Unveiling the switching mechanism of robust tetrazine-based memristive nociceptors via a spectroelectrochemical approach

Threshold-switching memristors exhibit significant potential for developing artificial nociceptors as their working principles and electrical characteristics closely mimic biological nociceptors. However, the development of high-performance artificial nociceptors is hindered by the randomness of conductive filament (CF) formation/rupture, caused by low-quality resistive switching (RS) films, and complex and uncontrollable RS mechanisms.
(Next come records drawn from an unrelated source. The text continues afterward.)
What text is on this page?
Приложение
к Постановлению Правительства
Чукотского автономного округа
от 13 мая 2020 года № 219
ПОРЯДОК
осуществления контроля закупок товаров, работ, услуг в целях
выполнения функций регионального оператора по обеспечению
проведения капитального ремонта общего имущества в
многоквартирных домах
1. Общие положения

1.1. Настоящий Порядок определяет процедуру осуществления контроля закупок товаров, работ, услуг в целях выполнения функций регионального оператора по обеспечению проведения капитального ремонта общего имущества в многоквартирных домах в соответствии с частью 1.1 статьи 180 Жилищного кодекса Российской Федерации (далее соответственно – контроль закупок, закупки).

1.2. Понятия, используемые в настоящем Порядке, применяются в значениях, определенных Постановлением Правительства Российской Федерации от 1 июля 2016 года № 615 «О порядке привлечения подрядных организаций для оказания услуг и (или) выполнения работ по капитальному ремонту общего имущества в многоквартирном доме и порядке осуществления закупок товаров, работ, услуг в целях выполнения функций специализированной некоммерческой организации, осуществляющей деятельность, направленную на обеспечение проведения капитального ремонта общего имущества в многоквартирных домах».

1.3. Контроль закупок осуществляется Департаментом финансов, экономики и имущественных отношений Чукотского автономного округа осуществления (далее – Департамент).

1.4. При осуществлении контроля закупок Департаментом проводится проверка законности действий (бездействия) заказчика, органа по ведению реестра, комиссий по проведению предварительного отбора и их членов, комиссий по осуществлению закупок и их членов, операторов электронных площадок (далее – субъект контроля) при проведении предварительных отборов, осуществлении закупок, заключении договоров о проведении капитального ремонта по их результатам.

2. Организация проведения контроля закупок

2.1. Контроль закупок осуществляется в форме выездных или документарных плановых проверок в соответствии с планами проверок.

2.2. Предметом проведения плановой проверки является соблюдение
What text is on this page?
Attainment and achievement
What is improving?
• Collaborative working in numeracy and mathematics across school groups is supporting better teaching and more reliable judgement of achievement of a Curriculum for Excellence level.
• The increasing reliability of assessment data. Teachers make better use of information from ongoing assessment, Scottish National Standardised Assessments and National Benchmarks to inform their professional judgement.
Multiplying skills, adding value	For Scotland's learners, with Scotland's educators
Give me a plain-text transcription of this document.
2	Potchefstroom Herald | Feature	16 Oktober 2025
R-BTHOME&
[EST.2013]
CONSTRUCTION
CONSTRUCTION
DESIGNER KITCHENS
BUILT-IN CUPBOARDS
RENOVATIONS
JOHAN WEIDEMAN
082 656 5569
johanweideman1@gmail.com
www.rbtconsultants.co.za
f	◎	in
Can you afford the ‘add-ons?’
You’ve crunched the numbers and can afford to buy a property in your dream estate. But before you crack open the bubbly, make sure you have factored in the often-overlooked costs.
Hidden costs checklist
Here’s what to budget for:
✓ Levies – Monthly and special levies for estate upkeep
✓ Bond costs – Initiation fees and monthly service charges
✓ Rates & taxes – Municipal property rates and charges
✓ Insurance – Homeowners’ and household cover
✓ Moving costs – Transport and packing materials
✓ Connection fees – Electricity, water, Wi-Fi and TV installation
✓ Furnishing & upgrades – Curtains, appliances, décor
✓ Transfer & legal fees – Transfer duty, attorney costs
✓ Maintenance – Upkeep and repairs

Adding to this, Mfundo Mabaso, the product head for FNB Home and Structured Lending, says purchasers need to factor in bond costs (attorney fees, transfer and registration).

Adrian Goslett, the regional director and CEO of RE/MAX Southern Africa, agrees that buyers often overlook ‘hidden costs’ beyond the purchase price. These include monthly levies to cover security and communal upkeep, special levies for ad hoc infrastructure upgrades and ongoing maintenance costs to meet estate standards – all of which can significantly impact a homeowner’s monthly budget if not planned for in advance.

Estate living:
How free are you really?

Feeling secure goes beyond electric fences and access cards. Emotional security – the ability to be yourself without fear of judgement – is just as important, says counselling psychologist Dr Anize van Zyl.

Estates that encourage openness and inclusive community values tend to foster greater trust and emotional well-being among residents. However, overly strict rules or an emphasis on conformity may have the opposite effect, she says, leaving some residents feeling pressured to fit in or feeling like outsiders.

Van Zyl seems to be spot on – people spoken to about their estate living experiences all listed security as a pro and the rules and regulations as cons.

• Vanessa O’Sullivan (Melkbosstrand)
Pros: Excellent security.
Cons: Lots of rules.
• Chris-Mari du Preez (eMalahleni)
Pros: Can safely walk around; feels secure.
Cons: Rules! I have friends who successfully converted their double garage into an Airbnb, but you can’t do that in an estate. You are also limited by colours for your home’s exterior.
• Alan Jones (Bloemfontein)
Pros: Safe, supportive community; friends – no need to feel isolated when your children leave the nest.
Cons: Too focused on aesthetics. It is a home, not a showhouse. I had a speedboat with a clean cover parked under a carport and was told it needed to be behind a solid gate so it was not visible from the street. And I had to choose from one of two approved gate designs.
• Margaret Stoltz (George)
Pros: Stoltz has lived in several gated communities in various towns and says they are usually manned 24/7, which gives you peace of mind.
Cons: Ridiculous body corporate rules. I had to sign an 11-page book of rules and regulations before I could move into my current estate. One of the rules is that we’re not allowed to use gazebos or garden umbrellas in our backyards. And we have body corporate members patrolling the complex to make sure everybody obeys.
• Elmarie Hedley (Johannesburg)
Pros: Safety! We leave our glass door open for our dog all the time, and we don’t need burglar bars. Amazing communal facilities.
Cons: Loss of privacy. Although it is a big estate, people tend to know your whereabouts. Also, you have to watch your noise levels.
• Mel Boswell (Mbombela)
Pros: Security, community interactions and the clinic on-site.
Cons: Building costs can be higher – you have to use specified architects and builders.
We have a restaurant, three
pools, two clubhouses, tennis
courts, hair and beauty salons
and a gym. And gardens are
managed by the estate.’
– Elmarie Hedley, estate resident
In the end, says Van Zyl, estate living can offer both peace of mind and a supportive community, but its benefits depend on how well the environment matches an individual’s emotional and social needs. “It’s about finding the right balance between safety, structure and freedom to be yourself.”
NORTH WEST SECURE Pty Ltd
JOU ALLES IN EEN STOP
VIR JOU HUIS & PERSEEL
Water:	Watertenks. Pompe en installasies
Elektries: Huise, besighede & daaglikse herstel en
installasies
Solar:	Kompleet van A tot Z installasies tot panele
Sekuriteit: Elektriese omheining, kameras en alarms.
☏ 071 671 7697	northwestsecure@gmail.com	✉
Organic small-molecule materials are favored in electronic devices for their designability, low cost, easy synthesis, and high stability. In this study, we meticulously designed two D–π–A–π–D structured molecules, designated as TZ-1 and TZ-2, to serve as the RS layer in artificial nociceptors. By precisely modulating the electron-donating ability of the donor groups in these molecules, some key electrical properties of the memristor, such as the low SET voltage (0.42 V) and variation (0.055), high current ON/OFF ratio (∼10−6) and nanosecond level switching time (60 ns), can be successfully optimized. Moreover, a spectroelectrochemical strategy was employed for the first time to investigate the RS mechanism at the molecular level, elucidating the critical role of molecular design in modulating the device's working principles and electrical characteristics. The optimized memristor is capable of accurately emulating the four key behaviors of nociceptors. This achievement not only advances the application of organic materials in neuromorphic devices but also opens up new possibilities for the specialized customization of nociceptors.